I dati. Nello specifico, il gruppo ha registrato tra gennaio e giugno un calo delle consegne globali del 27,4% a 3,9 milioni di unità e, pertanto, ha subito una flessione dei ricavi del 23,2% a 96,1 miliardi di euro. Il risultato operativo, depurato dalle componenti straordinarie, è di conseguenza passato da un utile di 10 miliardi a una perdita di 800 milioni. Considerando le voci non ricorrenti, come i 700 milioni di oneri legati al dieselgate (in calo rispetto al miliardo di un anno fa), la perdita operativa si è attestata a 1,49 miliardi (utile di 9 miliardi). L'ultima riga del conto economico mostra un rosso di 1,4 miliardi (utile di 9,6 miliardi nel secondo trimestre del 2019). Solo nel secondo trimestre la perdita netta è stata di 1,61 miliardi (profitti per 3,96 miliardi nel pari periodo dell'anno scorso) e la perdita operativa di 1,71 miliardi (utile di 5,13 miliardi un anno fa). 

Tagli ai dividendi. Come tutti gli altri grandi costruttori, anche quello di Wolfsburg ha dovuto affrontare nel periodo un pesante assorbimento di risorse: le attività automobilistiche hanno registrato deflussi di cassa per 4,8 miliardi. Tuttavia, la posizione finanziaria netta, anche grazie all'emissione di particolari prestiti obbligazionari per 3 miliardi di euro, mostra una liquidità di 18,7 miliardi, in crescita rispetto ai 17,8 miliardi della fine di marzo. Ciononostante, e tenuto conto della "portata e dell'entità dell'impatto" della crisi e "dell'attuale incapacità di stimare in modo affidabile gli sviluppi futuri", i vertici aziendali  hanno deciso di tagliare i dividendi da distribuire a valere sul bilancio del 2019. All'assemblea annuale degli azionisti (rinviata al 30 settembre) sarà proposta l’autorizzazione a pagare una cedola di 4,8 euro per ogni azione ordinaria e non più di 6,5 euro.

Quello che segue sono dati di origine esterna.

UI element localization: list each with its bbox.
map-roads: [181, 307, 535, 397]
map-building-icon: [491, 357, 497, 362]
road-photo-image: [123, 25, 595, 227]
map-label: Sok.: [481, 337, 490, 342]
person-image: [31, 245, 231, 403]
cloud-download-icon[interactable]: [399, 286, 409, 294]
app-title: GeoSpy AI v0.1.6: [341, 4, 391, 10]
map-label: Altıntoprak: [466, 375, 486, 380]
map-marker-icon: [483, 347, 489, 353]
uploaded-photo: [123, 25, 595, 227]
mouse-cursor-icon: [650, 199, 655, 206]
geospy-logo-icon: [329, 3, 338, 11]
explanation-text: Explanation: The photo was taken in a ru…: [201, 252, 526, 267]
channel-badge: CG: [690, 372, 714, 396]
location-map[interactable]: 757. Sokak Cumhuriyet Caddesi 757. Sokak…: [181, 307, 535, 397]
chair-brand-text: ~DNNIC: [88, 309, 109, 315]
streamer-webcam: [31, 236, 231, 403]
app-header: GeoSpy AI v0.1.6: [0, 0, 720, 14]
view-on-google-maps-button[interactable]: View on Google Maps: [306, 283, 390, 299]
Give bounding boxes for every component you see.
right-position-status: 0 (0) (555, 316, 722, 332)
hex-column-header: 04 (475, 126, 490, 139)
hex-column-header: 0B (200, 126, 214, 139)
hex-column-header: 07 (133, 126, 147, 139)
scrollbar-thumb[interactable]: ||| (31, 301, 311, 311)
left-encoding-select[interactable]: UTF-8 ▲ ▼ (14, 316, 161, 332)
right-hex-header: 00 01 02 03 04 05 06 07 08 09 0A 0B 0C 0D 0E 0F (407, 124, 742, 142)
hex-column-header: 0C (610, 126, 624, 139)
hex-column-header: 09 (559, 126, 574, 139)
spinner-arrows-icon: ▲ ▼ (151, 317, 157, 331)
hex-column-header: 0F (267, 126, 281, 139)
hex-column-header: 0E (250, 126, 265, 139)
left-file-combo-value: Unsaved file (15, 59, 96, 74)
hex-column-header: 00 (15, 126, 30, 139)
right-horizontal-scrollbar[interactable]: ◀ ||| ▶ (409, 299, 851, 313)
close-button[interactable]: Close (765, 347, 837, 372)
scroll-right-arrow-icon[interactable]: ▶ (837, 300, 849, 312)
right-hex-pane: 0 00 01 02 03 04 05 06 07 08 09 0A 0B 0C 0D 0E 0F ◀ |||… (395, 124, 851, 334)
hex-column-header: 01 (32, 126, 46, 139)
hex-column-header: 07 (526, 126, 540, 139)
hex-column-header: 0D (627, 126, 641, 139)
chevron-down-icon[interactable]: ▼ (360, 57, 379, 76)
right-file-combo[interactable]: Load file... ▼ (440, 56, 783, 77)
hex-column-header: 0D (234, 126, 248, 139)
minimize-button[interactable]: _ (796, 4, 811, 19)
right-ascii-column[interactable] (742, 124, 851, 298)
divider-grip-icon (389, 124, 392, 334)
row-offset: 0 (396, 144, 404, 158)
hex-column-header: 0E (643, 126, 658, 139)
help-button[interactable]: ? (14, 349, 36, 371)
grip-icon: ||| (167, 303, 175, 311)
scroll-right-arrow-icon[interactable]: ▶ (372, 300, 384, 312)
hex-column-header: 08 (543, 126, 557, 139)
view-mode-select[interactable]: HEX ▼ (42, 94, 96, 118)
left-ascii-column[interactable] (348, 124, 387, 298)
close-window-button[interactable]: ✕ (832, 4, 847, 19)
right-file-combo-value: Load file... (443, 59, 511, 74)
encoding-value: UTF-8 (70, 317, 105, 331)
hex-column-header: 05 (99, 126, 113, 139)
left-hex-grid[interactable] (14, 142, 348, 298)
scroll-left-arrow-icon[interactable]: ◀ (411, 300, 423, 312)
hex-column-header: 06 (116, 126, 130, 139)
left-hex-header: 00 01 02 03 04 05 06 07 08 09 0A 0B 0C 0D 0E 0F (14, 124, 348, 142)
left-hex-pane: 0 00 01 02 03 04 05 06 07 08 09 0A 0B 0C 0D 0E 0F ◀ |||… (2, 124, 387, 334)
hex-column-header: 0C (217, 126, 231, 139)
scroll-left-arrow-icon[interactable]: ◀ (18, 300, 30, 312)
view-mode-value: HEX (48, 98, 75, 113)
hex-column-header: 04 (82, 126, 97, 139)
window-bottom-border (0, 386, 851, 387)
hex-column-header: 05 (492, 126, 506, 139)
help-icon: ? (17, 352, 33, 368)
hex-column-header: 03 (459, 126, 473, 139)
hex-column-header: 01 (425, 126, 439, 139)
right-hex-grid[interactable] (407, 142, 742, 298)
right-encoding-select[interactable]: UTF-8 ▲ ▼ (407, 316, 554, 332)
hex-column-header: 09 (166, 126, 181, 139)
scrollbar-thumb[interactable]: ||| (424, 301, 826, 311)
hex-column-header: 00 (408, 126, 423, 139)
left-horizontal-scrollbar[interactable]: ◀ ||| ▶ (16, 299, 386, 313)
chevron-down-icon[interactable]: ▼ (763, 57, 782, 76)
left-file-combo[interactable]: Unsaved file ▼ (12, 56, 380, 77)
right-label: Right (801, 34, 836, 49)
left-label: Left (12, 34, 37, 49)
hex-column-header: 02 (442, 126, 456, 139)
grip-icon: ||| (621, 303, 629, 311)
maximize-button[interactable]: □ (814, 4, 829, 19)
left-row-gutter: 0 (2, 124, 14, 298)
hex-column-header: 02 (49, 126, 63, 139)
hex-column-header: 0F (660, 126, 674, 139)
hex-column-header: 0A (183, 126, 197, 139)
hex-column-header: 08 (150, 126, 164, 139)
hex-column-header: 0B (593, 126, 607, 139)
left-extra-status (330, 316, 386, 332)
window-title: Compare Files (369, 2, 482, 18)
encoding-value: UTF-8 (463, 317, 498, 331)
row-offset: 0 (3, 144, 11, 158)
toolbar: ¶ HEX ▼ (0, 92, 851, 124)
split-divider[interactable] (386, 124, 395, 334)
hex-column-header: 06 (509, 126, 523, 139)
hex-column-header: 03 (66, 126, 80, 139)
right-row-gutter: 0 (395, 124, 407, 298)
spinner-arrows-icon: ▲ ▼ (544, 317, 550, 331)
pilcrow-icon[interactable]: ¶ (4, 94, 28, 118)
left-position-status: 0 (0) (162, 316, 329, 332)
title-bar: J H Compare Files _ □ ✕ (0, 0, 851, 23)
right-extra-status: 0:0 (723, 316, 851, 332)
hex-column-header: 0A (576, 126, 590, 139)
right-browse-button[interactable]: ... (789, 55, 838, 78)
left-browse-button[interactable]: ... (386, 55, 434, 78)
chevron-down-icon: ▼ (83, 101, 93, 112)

Le prospettive. La Volkswagen non ha fornito indicazioni dettagliate per il resto dell'anno, limitandosi a confermare le previsioni su vendite annuali e ricavi "significativamente" inferiori al 2019 e su un risultato operativo "di molto" al di sotto del valore dell'anno scorso, ma comunque positivo. Non sono però mancate manifestazioni di ottimismo da parte del management: “La prima metà del 2020 è stata una delle più impegnative nella storia della nostra azienda a causa della pandemia del Covid-19", ha sostenuto il direttore finanziario Frank Witter. "In virtù del trend positivo registrato dalle nostre attività nelle ultime settimane e alla luce del lancio di numerosi modelli interessanti, guardiamo con cauto ottimismo alla seconda metà dell'anno". A tal proposito, l'azienda ha spiegato che ad aprile le consegne sono calate del 45% ma la flessione è stata ridotta già a giugno al 18% grazie a una ripresa della domanda, soprattutto in Europa, che è proseguita anche a luglio ed è prevista in continuo recupero nella seconda parte dell'anno.